With that, Brennan headed toward the front door and quickly disappeared into the crowd.

“He didn’t mean that,” Kelly was quick to tell her partner.

He wasn’t all that sure he knew what she was referring to. “What, that it was nice meeting me?” Kane asked.

“No, that he hoped this wasn’t the last time he’d see you. And for the record,” she added, “I don’t drive nearly as badly as Brennan was trying to imply. He never got over being my big brother, which made him utterly overprotective.”

But Kane wasn’t about to be distracted from the topic he had honed in on. “Just how badly do you drive?”

“I don’t.” Realizing that he might misunderstand what she was telling him, Kelly tried to clarify her statement. “What I mean is that I don’t drive badly.” Then, for the sake of honesty, she felt obligated to admit, “But I do drive a little fast at times.”

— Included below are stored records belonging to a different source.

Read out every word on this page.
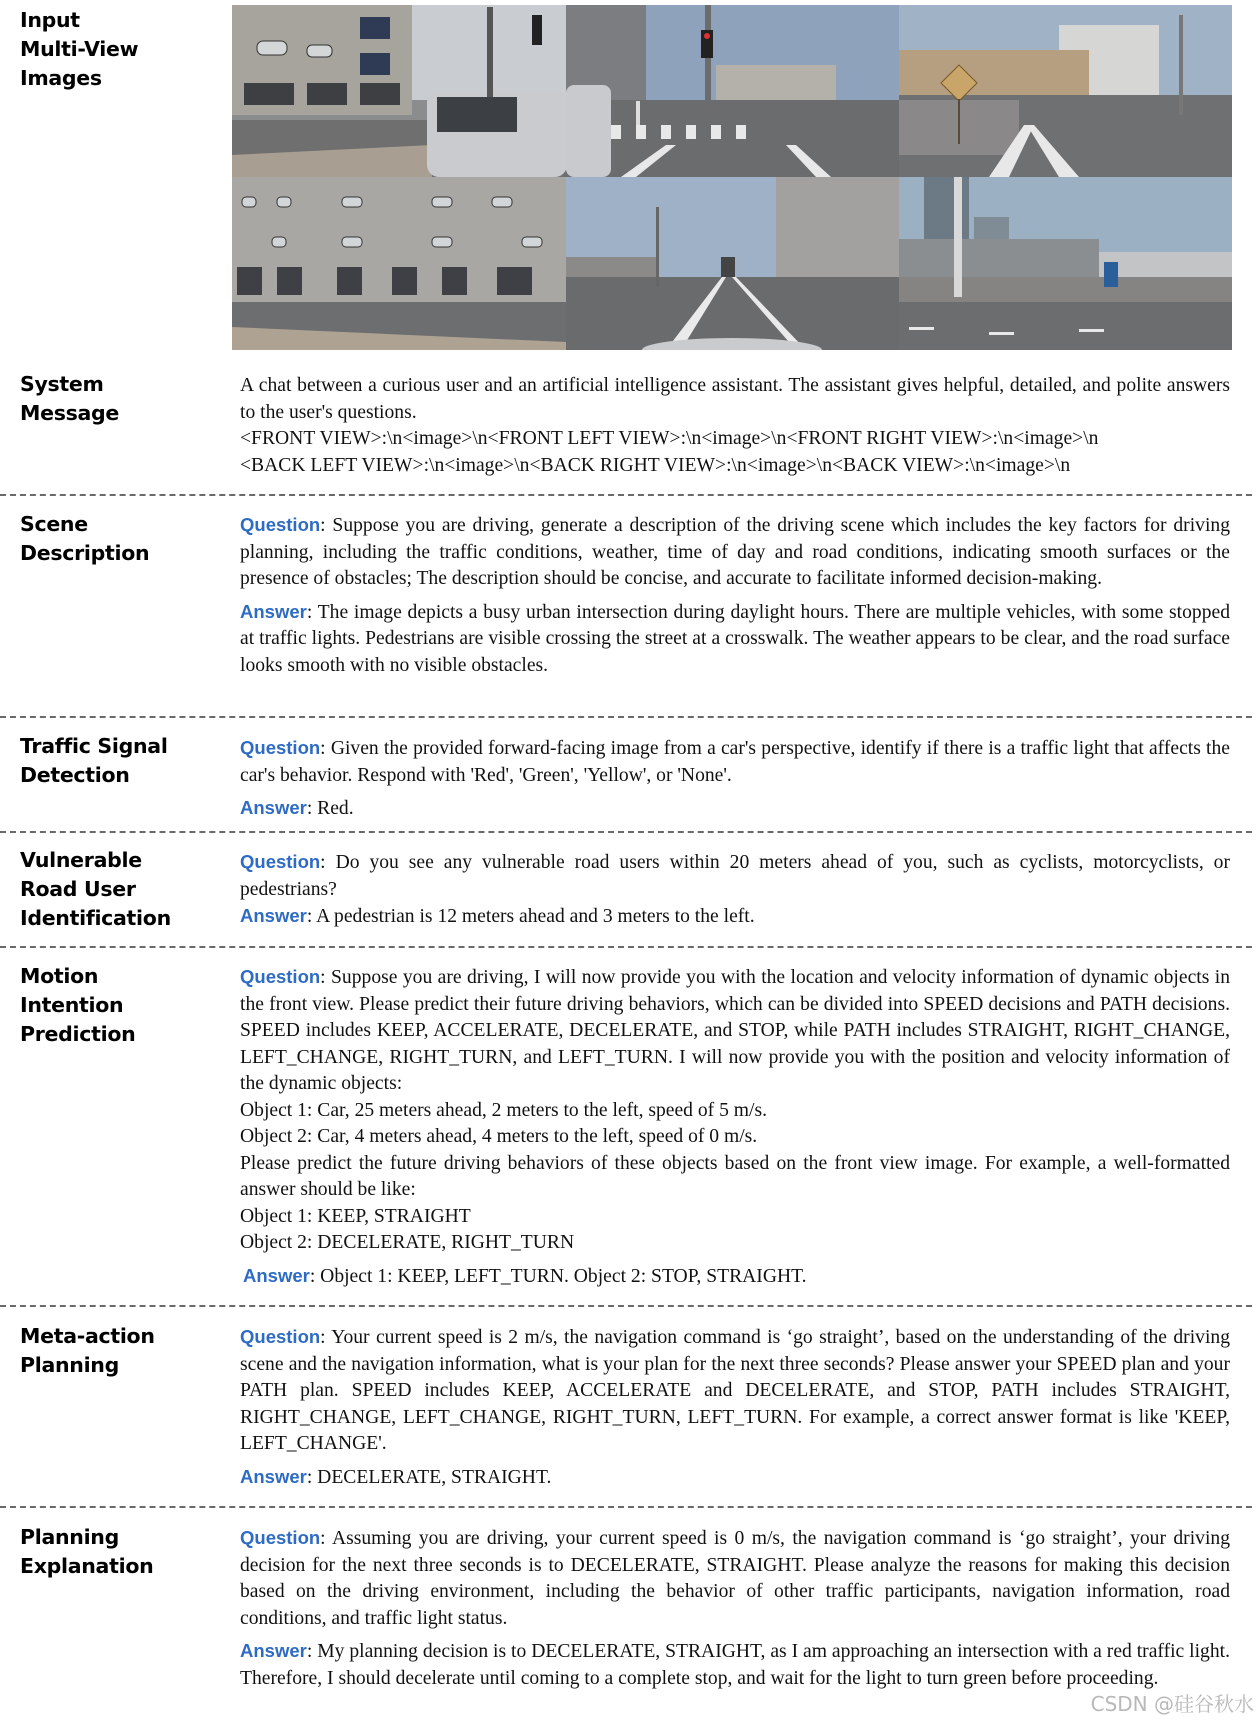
Input
Multi-View
Images
System
Message

A chat between a curious user and an artificial intelligence assistant. The assistant gives helpful, detailed, and polite answers to the user's questions.

<FRONT VIEW>:\n<image>\n<FRONT LEFT VIEW>:\n<image>\n<FRONT RIGHT VIEW>:\n<image>\n

<BACK LEFT VIEW>:\n<image>\n<BACK RIGHT VIEW>:\n<image>\n<BACK VIEW>:\n<image>\n

Scene
Description

Question: Suppose you are driving, generate a description of the driving scene which includes the key factors for driving planning, including the traffic conditions, weather, time of day and road conditions, indicating smooth surfaces or the presence of obstacles; The description should be concise, and accurate to facilitate informed decision-making.

Answer: The image depicts a busy urban intersection during daylight hours. There are multiple vehicles, with some stopped at traffic lights. Pedestrians are visible crossing the street at a crosswalk. The weather appears to be clear, and the road surface looks smooth with no visible obstacles.

Traffic Signal
Detection

Question: Given the provided forward-facing image from a car's perspective, identify if there is a traffic light that affects the car's behavior. Respond with 'Red', 'Green', 'Yellow', or 'None'.

Answer: Red.

Vulnerable
Road User
Identification

Question: Do you see any vulnerable road users within 20 meters ahead of you, such as cyclists, motorcyclists, or pedestrians?

Answer: A pedestrian is 12 meters ahead and 3 meters to the left.

Motion
Intention
Prediction

Question: Suppose you are driving, I will now provide you with the location and velocity information of dynamic objects in the front view. Please predict their future driving behaviors, which can be divided into SPEED decisions and PATH decisions. SPEED includes KEEP, ACCELERATE, DECELERATE, and STOP, while PATH includes STRAIGHT, RIGHT_CHANGE, LEFT_CHANGE, RIGHT_TURN, and LEFT_TURN. I will now provide you with the position and velocity information of the dynamic objects:

Object 1: Car, 25 meters ahead, 2 meters to the left, speed of 5 m/s.

Object 2: Car, 4 meters ahead, 4 meters to the left, speed of 0 m/s.

Please predict the future driving behaviors of these objects based on the front view image. For example, a well-formatted answer should be like:

Object 1: KEEP, STRAIGHT

Object 2: DECELERATE, RIGHT_TURN

Answer: Object 1: KEEP, LEFT_TURN. Object 2: STOP, STRAIGHT.

Meta-action
Planning

Question: Your current speed is 2 m/s, the navigation command is ‘go straight’, based on the understanding of the driving scene and the navigation information, what is your plan for the next three seconds? Please answer your SPEED plan and your PATH plan. SPEED includes KEEP, ACCELERATE and DECELERATE, and STOP, PATH includes STRAIGHT, RIGHT_CHANGE, LEFT_CHANGE, RIGHT_TURN, LEFT_TURN. For example, a correct answer format is like 'KEEP, LEFT_CHANGE'.

Answer: DECELERATE, STRAIGHT.

Planning
Explanation

Question: Assuming you are driving, your current speed is 0 m/s, the navigation command is ‘go straight’, your driving decision for the next three seconds is to DECELERATE, STRAIGHT. Please analyze the reasons for making this decision based on the driving environment, including the behavior of other traffic participants, navigation information, road conditions, and traffic light status.

Answer: My planning decision is to DECELERATE, STRAIGHT, as I am approaching an intersection with a red traffic light. Therefore, I should decelerate until coming to a complete stop, and wait for the light to turn green before proceeding.

CSDN @硅谷秋水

Kane nodded. He had nothing against that. A little speed was a good thing.

* * *

“A little fast?” Kane questioned approximately forty-five minutes and three more beers later. They had finally left the tavern and Kelly was taking him home.

She had just narrowly squeaked through two yellow lights that both had been in the process of turning red. In addition, she had taken a right turn a tad too quickly, all but completing the hairpin turn on the passenger side’s two wheels.

Kane had been entertaining a slight buzz as they’d walked out of Malone’s. That buzz was now completely gone, evaporated in the heat of what he felt was very justifiable fear.

“If you ask me,” he said to her, his hands braced against the dashboard, his body rigid to keep from falling to the side. “Your brother didn’t begin to scratch the surface with his warning. You drive like a crazy woman,” he told her.

“That’s just the beer you’re feeling,” Kelly told him.

“No, that’s just reality I’m feeling,” Kane contradicted. “Pull over,” he instructed, intending to take the wheel. “Thanks to your driving, I am fully sober now and more than able to drive myself the rest of the way home.”

She spared him a quick look, then focused back on the road ahead. If she recalled correctly, there was a tricky maneuver just up ahead.

“Too bad,” she told him. “This is my car, so I get to drive. Just take a deep breath and you’ll be home in no time.”

Her words gave him no comfort. “Home as in my apartment, or as in the afterlife that priests and ministers all talk about and on occasion refer to as ‘home’?”

Kelly laughed as she shook her head. “As in your apartment,” she answered, refusing to be baited. “Did my brother really manage to get to you?” she asked, surprised. Kane didn’t seem like the type to be spooked easily.

“No, but your driving is,” he told her.

Again he braced his hands against the dashboard in an effort to try to steady himself as she took another corner quickly.

“For your information,” she informed him. “I haven’t had an accident yet.”

That was one statistic he intended to follow up on. “I guess that’s enough to get me to start believing in miracles,” he replied.

“And here’s another one,” she concluded with a grand gesture of her hand as she indicated the area outside his side of the vehicle. “You’re home.”

Surprised, Kane looked out the windshield. She was right.